Assim que Giles ergueu o vergalhão no ar, Desmond inves­tiu contra o clérigo. O golpe chegou a atingi-lo no pescoço, mesmo assim ele conseguiu derrubar Giles sobre um baú de roupas aberto e ir resgatar a adaga que deixara junto da arma­dura. Mas ao virar-se, Desmond se deparou com o punhal que o abade brandia em sua direção.

― Por que quis ferir Aislin afirmando que ela era amaldi­çoada e odiada por sua gente, Giles?

― Minha intenção não era feri-la, e sim fazê-la submeter-se a mim e a tudo o que eu dizia. Eu precisava tirá-la do meu caminho para poder procurar o tesouro sem que ninguém me incomodasse, não concorda comigo?

― Por isso inventou todas aquelas mentiras... Não teria sido mais fácil pedir a permissão de Aislin para investigar estes aposentos?

Por um momento o rosto de Giles ficou destituído de qual­quer expressão, como se aquela fosse a primeira vez que ele cogitasse tal possibilidade. Desmond aproveitou-se daquele instante de hesitação para lançar-se contra o clérigo, mas aca­bou escorregando numa peça de roupa caída no chão. Ao vê-lo a ponto de perder o equilíbrio, Giles agarrou-o pelo pescoço.

— Agora você vai morrer de verdade, barão.

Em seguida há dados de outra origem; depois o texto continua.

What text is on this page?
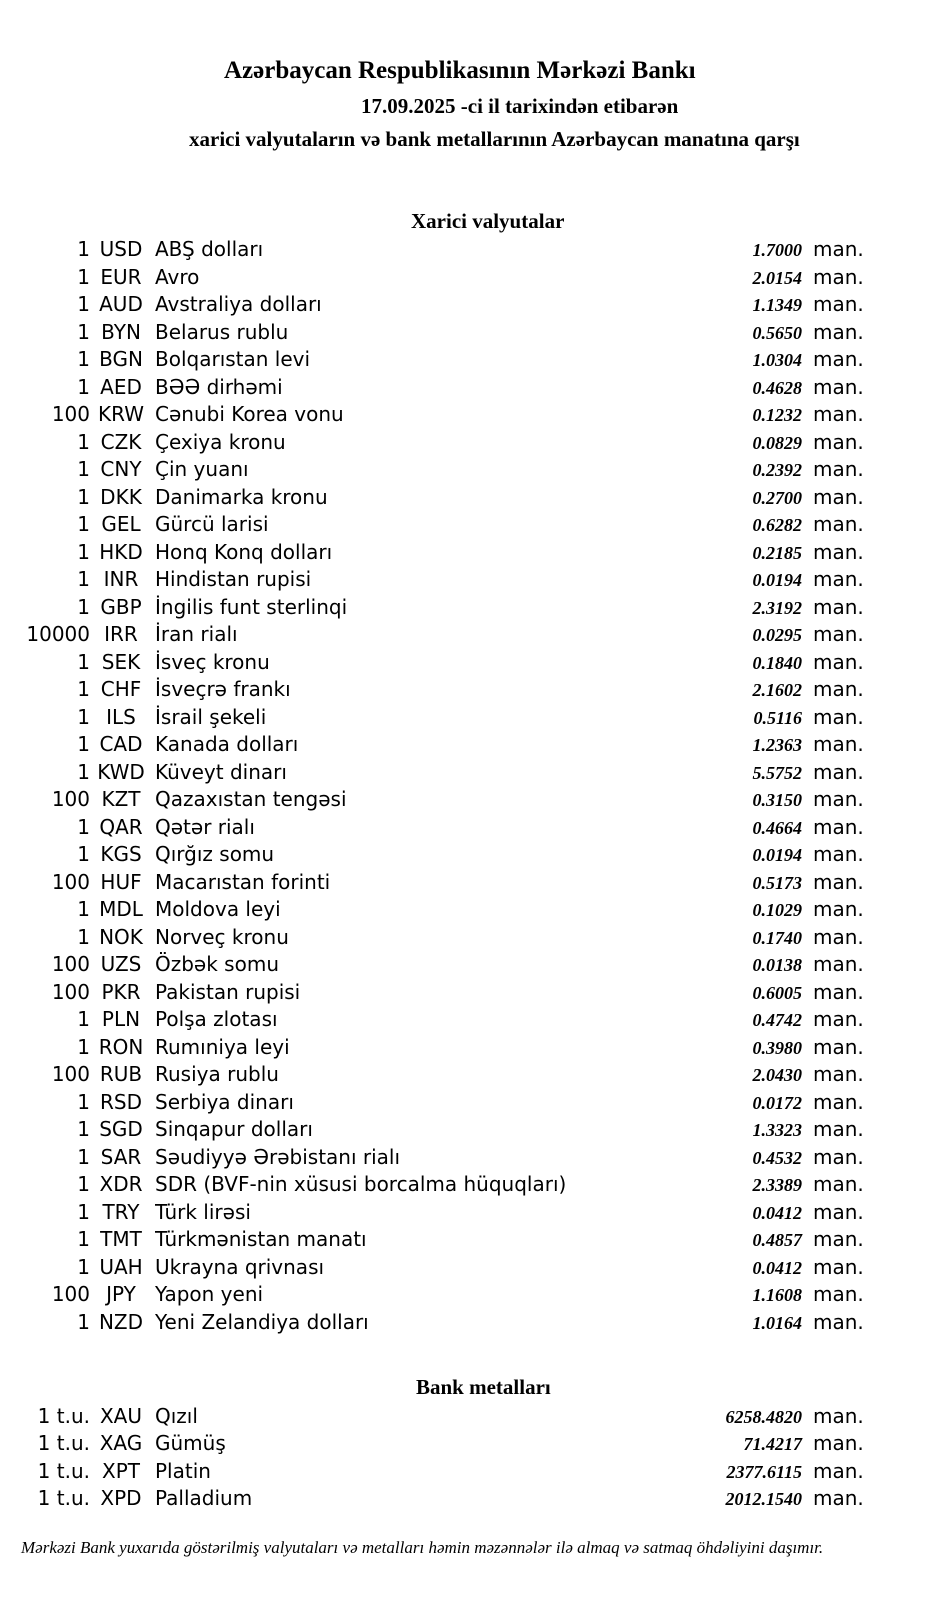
Azərbaycan Respublikasının Mərkəzi Bankı
17.09.2025 -ci il tarixindən etibarən
xarici valyutaların və bank metallarının Azərbaycan manatına qarşı
Xarici valyutalar
1 USD ABŞ dolları	1.7000 man.
1 EUR Avro	2.0154 man.
1 AUD Avstraliya dolları	1.1349 man.
1 BYN Belarus rublu	0.5650 man.
1 BGN Bolqarıstan levi	1.0304 man.
1 AED BƏƏ dirhəmi	0.4628 man.
100 KRW Cənubi Korea vonu	0.1232 man.
1 CZK Çexiya kronu	0.0829 man.
1 CNY Çin yuanı	0.2392 man.
1 DKK Danimarka kronu	0.2700 man.
1 GEL Gürcü larisi	0.6282 man.
1 HKD Honq Konq dolları	0.2185 man.
1 INR Hindistan rupisi	0.0194 man.
1 GBP İngilis funt sterlinqi	2.3192 man.
10000 IRR İran rialı	0.0295 man.
1 SEK İsveç kronu	0.1840 man.
1 CHF İsveçrə frankı	2.1602 man.
1 ILS İsrail şekeli	0.5116 man.
1 CAD Kanada dolları	1.2363 man.
1 KWD Küveyt dinarı	5.5752 man.
100 KZT Qazaxıstan tengəsi	0.3150 man.
1 QAR Qətər rialı	0.4664 man.
1 KGS Qırğız somu	0.0194 man.
100 HUF Macarıstan forinti	0.5173 man.
1 MDL Moldova leyi	0.1029 man.
1 NOK Norveç kronu	0.1740 man.
100 UZS Özbək somu	0.0138 man.
100 PKR Pakistan rupisi	0.6005 man.
1 PLN Polşa zlotası	0.4742 man.
1 RON Rumıniya leyi	0.3980 man.
100 RUB Rusiya rublu	2.0430 man.
1 RSD Serbiya dinarı	0.0172 man.
1 SGD Sinqapur dolları	1.3323 man.
1 SAR Səudiyyə Ərəbistanı rialı	0.4532 man.
1 XDR SDR (BVF-nin xüsusi borcalma hüquqları)	2.3389 man.
1 TRY Türk lirəsi	0.0412 man.
1 TMT Türkmənistan manatı	0.4857 man.
1 UAH Ukrayna qrivnası	0.0412 man.
100 JPY Yapon yeni	1.1608 man.
1 NZD Yeni Zelandiya dolları	1.0164 man.
Bank metalları
1 t.u. XAU Qızıl	6258.4820 man.
1 t.u. XAG Gümüş	71.4217 man.
1 t.u. XPT Platin	2377.6115 man.
1 t.u. XPD Palladium	2012.1540 man.
Mərkəzi Bank yuxarıda göstərilmiş valyutaları və metalları həmin məzənnələr ilə almaq və satmaq öhdəliyini daşımır.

Deixando o refúgio de onde assistia à cena macabra, Aislin saltou às costas do primo para cravar-lhe um punhal entre as costelas. Com os olhos esbugalhados, Giles largou o pescoço de Desmond e tombou ao chão sem um suspiro.

― Ele está morto? ― indagou Aislin, os olhos fixos no homem que amara e em quem confiara desde menina.

Desmond abaixou-se para tocar o pescoço do abade em bus­ca de um sinal de pulsação.

― Sim, ele está morto.

― Agora Theron e os outros que ele matou poderão des­cansar em paz.

Coy e alguns guardas levaram o corpo de Giles para a capela. Ele, as magas e alguns cavaleiros de Mereworth achavam-se no corredor quando o abade confessara seus delitos, e esse testemunho seria mais do suficiente para que Henrique se con­vencesse da culpabilidade do religioso que pretendia apeá-lo do trono.

Agora, já na paz dos aposentos da castelã, Desmond estrei­tava sua esposa junto ao peito.

― Não chore, minha bela. Você fez justiça. Giles era um assassino.

― Não é por ele que estou chorando, e sim pela aflição de pensar que você também poderia estar morto.

― Ah, Aislin... Creio que não me resta outro caminho senão amar você. ― Ele sorriu para si. ― Sim, seria tolice continuar negando o quanto a amo. E que vou continuar a amá-la e a cuidar de você todos os dias, até o fim de meus dias.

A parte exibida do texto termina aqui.